Google pode ter influenciado reeleição de Dilma, afirma pesquisador

Por Redação | 17 de Setembro de 2015 às 08h50
photo_camera Foto: Reprodução

O Google teria determinado o resultado das últimas eleições presidenciais que reelegeu Dilma Rousseff, de acordo com Robert Epstein, PhD em psicologia pela Universidade de Harvard e pesquisador sênior do Instituto Americano para Pesquisa Comportamental e Tecnologia.

Epstein chegou até essa conclusão com base em pesquisas em eleições presidenciais de outros países, como a Índia, em 2014. O pesquisador afirma que a gigante das buscas tem o poder de não só influenciar, mas como determinar o resultado de um quarto de todas as eleições nacionais do mundo, seja para presidente ou para o parlamento. Segundo ele, o site pode afetar até mesmo as disputas mais concorridas, como a que aconteceu no ano passado, quando Dilma Rousseff venceu Aécio Neves com uma margem de 3,28%.

"Ao longo da história, sempre que uma empresa teve muito poder - estivesse abusando dele ou não - tivemos que criar proteções", comenta Epstein, que acredita que o Google precisa ser controlado.
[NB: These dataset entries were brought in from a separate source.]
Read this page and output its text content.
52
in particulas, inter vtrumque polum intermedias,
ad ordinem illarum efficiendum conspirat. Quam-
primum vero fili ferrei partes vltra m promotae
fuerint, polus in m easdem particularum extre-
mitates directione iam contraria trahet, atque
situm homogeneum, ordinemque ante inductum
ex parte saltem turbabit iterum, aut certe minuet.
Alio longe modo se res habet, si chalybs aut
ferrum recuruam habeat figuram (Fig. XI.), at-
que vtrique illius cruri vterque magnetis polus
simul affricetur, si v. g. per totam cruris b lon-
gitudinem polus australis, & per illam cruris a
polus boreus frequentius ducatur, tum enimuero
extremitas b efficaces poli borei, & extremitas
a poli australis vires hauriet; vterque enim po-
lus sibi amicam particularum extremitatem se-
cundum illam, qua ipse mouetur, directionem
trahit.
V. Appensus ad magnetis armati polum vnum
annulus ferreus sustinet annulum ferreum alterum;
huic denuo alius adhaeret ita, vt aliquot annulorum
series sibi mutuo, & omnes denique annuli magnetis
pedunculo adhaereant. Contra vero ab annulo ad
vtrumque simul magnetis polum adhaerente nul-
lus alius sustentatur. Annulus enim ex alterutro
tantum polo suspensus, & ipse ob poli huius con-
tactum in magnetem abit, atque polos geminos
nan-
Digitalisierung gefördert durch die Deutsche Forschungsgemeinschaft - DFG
A companhia se manifestou contra o estudo, afirmando que a hipótese não é verdadeira e que jamais alterou resultados de buscas para manipular os usuários. Veja a resposta completa:

"Não há nenhum fato verídico na hipótese levantada pelo senhor Epstein de que o Google poderia trabalhar secretamente para influenciar o resultado de uma eleição. O Google nunca alterou a classificação dos seus resultados de busca em nenhum dos tópicos pesquisados pelos usuários (incluindo eleições) para manipular a opinião pública. Mais que isso, nós não produzimos nenhum ranking específico para eleições ou candidatos políticos. Desde o início, nosso objetivo com a busca é fornecer as respostas e resultados mais relevantes para nossos usuários e qualquer alteração nesta conduta acarretaria na diminuição da confiança em nossos resultados e, por consequência, em nossa empresa."

A questão levanta um debate sobre o quanto as tecnologias podem influenciar nas decisões e na vida dos usuários e o quanto as companhias se beneficiam deste assunto.